In its first baseline evaluation report on Germany, the Council of Europe Group of Experts on Action against Violence against Women and Domestic Violence (GREVIO) welcomes criminal law measures taken before and after Germany’s ratification of the Istanbul Convention in 2018, but also points out urgent steps that Germany should take to better protect women and girls from gender-based violence. Based on a detailed questionnaire and evaluation visit last year, involving meetings with relevant federal and state (Länder) government officials, parliamentarians and representatives of over 40 NGOs, GREVIO’s report, published together with the German government response, covers the period up to September 2021.
Among positive developments, GREVIO praises the consent-based definition of rape and sexual violence and the successful operation of a national telephone helpline. It commends the explicit criminalization of technology-facilitated abuse (such as cyber stalking, unauthorised taking of pictures of private bodily parts, sharing of images online and stalker ware) as having “contributed in recent years to a solid legal framework applicable to the digital dimension of violence against women.”
But serious gaps must be addressed, from a poor level of risk assessment and a need to improve the use made of protection orders and emergency barring orders, to lacking support services and shelters. An overarching issue is the lack of a national action plan, or coordination at the national level, as required by the Istanbul Convention. While some plans to stop violence against women at the state level are praised with examples, GREVIO is concerned by the “disparity” in levels of service, which vary “significantly” between the 16 federal states, or Länder, as well as within each federal state.

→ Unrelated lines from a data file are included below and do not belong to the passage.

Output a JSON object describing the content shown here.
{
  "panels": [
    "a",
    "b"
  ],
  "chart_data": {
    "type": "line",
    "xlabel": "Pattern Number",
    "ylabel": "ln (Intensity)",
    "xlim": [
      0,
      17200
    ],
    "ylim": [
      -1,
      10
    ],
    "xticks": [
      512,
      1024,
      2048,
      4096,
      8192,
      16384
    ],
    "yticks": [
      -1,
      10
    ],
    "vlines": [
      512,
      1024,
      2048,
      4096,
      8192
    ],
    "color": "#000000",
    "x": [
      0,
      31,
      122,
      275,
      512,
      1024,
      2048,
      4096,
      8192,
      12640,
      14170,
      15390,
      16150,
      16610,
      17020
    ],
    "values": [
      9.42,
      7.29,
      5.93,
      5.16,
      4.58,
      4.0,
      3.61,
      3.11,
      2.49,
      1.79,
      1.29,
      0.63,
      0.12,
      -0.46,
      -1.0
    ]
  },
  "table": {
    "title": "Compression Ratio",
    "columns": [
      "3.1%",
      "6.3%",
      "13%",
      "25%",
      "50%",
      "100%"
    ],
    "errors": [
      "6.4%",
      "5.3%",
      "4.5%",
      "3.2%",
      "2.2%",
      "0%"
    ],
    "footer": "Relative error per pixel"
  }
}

This disparity is reflected for example in lacking rape crisis/sexual violence referral centres and dedicated women’s shelters for domestic violence. Geographic coverage and availability of specialist services vary. In rural areas, specialist support services are much less established, or focus mainly on domestic violence, leaving victims of other forms of violence without adequate support. While services in principle exist for most or all forms of violence in larger cities, the ratio between staff and clients often leads to long waiting lists. In Berlin, for example, a city of 3.7 million inhabitants, only one counselling centre for rape victims exists, with fewer than nine employees and an average waiting time of two months for an initial session.
Based on this report, the Committee of the Parties, which is composed of the representatives of the State Parties to the Convention, will publish its recommendations to the German Government in December this year.